- Install Ruby.2.3.3
- In a terminal, run
git clone https://github.com/luigilake/GridApp-web-scraper.git
- Navigate to the project's root directory with
cd pensieve
- Run
bundle install && rake db:setup
- In terminal, run rails s
- Visit
http://localhost:3000/
in your browser.
The web scraper currently resides in the application_controller.rb
, as the scrape_mangoo
function, to test for its effectiveness in scraping the two websites. The websites that are being scraped are:
The scraper goes about this by first accessing a selected product from Mangoo.org, for example, the Solar Lantern S20. The scraper will then obtain relevant information with the Mangoo website, which includes a link to the same product's Lighting Global webpage. The scraper will then obtain the relevant information within the Lighting Global webpage, which should include the product spec PDFs.
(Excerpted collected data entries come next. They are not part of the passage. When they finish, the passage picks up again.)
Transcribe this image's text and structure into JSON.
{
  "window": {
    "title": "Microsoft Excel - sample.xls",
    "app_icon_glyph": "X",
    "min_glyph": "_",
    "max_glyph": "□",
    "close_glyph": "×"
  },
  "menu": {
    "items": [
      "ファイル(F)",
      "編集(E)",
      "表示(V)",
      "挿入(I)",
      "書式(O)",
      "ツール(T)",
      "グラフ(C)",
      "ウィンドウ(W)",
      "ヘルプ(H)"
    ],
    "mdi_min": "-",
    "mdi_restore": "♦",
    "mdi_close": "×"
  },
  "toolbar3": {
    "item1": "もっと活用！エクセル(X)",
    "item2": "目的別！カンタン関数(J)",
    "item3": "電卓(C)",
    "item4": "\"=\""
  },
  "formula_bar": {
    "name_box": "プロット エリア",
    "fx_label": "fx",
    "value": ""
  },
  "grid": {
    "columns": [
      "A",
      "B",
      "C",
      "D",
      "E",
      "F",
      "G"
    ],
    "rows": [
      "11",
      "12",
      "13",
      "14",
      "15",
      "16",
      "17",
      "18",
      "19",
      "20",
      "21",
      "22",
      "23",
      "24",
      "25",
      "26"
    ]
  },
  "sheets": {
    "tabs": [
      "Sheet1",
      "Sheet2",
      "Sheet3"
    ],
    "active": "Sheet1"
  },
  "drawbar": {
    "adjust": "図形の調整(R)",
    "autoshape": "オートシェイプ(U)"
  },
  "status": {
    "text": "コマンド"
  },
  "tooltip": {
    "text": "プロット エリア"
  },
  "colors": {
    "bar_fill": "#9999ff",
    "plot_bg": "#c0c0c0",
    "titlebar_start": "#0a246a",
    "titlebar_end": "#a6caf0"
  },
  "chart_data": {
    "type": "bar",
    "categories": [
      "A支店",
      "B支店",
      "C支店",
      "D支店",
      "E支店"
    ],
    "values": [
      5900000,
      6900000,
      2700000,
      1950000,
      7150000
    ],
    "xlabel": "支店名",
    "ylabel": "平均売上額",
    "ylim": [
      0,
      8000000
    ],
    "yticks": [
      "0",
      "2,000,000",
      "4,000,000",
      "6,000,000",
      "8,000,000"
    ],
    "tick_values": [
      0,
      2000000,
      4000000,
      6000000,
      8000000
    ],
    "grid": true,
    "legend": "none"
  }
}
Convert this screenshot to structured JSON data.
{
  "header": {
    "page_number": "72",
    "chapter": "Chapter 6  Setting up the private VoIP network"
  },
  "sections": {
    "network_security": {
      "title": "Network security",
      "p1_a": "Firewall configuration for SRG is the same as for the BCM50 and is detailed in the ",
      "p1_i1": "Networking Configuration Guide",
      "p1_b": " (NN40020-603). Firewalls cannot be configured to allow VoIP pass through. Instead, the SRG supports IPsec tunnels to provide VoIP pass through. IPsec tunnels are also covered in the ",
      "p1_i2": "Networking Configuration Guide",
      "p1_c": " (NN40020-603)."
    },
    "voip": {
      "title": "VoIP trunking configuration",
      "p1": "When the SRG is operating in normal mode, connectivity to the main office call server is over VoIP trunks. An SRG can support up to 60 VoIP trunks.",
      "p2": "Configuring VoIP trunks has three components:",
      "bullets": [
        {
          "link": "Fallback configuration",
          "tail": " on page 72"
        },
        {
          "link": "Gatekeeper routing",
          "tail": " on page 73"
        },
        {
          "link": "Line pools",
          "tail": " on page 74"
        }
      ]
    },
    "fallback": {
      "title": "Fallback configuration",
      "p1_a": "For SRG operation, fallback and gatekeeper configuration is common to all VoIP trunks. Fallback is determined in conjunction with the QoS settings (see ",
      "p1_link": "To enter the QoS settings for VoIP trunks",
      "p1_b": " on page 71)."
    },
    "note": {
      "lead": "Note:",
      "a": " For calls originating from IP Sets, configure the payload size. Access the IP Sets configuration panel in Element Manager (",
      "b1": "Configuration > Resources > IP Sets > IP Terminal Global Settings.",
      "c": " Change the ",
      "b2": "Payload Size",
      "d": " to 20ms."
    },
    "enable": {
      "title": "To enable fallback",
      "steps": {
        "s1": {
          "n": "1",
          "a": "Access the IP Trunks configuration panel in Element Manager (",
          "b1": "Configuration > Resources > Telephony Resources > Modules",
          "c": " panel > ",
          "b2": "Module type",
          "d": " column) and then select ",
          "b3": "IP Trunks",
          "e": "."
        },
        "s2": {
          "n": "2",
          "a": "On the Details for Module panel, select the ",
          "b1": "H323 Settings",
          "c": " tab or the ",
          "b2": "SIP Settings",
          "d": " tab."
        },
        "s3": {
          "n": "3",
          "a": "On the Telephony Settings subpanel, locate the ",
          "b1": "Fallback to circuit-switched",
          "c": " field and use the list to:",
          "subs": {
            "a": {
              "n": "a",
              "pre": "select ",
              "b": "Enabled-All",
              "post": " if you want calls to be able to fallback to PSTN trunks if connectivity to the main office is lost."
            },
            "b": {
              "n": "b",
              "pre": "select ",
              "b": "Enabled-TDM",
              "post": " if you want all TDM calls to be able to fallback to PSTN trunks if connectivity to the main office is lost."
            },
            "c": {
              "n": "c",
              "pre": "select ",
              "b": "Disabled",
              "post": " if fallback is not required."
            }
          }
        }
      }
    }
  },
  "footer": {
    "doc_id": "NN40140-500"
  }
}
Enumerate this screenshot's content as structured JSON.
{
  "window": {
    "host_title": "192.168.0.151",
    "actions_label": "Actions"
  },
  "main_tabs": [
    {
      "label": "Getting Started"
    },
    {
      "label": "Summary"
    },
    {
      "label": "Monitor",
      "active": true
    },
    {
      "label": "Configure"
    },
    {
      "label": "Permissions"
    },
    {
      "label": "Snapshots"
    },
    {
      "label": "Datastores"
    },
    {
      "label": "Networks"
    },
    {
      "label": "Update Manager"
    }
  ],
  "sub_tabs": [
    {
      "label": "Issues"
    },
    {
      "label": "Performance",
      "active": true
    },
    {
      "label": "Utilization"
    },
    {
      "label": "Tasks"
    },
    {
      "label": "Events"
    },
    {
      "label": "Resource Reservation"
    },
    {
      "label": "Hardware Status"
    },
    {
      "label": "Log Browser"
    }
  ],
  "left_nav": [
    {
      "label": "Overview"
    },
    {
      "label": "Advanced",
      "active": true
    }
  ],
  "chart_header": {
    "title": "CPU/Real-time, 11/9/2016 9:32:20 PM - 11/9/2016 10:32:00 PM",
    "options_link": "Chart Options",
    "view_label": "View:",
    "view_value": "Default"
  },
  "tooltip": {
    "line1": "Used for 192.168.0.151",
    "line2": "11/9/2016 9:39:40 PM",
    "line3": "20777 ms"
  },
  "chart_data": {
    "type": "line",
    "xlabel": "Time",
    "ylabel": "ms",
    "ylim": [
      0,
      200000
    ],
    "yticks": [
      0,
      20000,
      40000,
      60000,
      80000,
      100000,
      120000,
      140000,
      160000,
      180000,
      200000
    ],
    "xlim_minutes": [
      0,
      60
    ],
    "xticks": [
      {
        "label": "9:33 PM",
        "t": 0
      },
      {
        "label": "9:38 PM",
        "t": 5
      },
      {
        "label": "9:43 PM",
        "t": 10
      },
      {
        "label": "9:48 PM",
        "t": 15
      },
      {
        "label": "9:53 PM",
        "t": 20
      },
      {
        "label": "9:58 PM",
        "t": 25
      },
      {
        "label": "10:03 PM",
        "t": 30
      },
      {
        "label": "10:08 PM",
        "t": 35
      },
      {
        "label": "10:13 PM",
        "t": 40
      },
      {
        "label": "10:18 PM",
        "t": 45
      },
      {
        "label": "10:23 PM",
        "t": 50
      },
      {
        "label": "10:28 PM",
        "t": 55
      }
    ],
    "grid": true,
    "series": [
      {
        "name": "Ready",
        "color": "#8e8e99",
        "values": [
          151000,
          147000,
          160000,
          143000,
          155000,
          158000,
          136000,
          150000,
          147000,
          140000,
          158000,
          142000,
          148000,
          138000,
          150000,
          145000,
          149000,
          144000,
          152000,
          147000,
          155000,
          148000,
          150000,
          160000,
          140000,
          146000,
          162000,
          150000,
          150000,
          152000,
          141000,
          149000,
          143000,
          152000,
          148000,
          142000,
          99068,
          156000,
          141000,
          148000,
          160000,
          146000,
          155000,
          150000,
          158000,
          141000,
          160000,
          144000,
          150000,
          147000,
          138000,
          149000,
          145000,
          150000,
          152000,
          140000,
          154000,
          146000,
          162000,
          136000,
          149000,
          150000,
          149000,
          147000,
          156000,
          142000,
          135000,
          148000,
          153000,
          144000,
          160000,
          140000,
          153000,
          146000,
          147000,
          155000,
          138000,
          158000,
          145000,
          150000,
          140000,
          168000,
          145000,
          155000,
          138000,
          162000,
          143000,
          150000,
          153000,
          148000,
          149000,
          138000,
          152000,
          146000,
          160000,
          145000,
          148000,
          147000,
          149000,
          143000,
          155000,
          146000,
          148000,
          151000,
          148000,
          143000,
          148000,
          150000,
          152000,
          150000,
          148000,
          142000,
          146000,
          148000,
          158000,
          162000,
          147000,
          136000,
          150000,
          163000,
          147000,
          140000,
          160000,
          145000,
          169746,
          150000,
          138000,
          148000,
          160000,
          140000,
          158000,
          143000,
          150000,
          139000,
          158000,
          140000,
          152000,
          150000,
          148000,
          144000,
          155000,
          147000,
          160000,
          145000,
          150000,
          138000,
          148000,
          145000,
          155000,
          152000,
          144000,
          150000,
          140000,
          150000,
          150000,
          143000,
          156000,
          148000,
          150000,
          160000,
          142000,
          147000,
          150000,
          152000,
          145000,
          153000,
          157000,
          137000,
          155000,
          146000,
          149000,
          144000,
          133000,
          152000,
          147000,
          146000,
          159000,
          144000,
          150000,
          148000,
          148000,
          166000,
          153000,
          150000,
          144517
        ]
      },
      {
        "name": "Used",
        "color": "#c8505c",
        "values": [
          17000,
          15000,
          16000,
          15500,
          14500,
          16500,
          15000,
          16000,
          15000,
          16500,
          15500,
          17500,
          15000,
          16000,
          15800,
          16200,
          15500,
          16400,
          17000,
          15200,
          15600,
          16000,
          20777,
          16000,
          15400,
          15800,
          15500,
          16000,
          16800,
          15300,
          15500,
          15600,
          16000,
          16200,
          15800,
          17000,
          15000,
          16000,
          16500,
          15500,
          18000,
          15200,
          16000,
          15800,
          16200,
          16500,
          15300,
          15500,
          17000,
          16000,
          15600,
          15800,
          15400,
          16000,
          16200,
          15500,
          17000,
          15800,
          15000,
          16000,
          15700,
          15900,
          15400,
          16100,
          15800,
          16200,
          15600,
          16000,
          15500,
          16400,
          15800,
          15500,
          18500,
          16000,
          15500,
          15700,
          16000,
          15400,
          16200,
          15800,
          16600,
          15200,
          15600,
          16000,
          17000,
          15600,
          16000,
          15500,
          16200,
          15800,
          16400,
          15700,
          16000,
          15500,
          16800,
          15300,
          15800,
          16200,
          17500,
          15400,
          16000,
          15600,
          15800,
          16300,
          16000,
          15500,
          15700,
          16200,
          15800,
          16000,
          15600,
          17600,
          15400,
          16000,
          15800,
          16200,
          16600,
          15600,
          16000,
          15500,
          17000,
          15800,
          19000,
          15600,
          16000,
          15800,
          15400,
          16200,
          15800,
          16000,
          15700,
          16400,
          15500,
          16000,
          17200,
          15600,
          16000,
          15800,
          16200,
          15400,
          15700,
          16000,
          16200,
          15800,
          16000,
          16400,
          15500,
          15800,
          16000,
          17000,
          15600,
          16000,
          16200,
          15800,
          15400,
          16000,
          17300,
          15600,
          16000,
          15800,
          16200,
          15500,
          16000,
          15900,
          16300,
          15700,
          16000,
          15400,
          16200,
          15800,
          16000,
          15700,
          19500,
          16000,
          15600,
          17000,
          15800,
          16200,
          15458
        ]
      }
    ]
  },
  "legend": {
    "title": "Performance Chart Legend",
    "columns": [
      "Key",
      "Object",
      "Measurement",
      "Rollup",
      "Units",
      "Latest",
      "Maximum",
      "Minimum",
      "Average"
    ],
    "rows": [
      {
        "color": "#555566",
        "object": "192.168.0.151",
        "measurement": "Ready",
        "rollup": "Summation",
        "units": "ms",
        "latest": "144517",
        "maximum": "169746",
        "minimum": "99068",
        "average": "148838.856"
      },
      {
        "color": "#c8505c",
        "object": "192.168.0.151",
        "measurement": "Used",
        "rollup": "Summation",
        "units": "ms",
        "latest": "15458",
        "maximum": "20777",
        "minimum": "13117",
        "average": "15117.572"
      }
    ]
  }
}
While the scraper currently works, there are a couple of things that need to be done. Here is the general flow of information:
- THE WEB SCRAPER OBTAINS ALL INFORMATION FROM MANGOO AND LIGHTING GLOBAL
- Double check, by scraping random Mangoo.org products, to see if the scraper dynamically and successfully obtains the proper information from both Lighting Global and Mangoo websites.
- There was a recent change in the format of the PDFs, fix the currently commented out PDF scraper so that the information in the PDFs will also be scraped properly.
- SAVE ALL INFO OBTAINED BY THE WEB SCRAPER INTO THE CSV FILES (inside the public folder)
- THE MWANGAZI TEAM REVIEWS ALL INFORMATION IN THE CSV FILES
- The CSVs will have a column entitled 'VERIFIED', with the values 'YES' or 'NO'. The Mwangazi team will change this to 'YES' if they've verified the information in a row.
- IF INFORMATION IS VERIFIED, PULL ALL INFO FROM CSVs THEN ADD THEM TO THE DATABASE.
- Done!
This database has 3 main tables; Products, Locations, and Distributors, each having a join table within them. Other relevant tables aside from those three is the Manufacturer table, which has a one to many relationship with the Products table, and the Prices table, which functions as the join table between Products and Distributors.
Please refer to the schema.rb
file to see all the columns within said tables.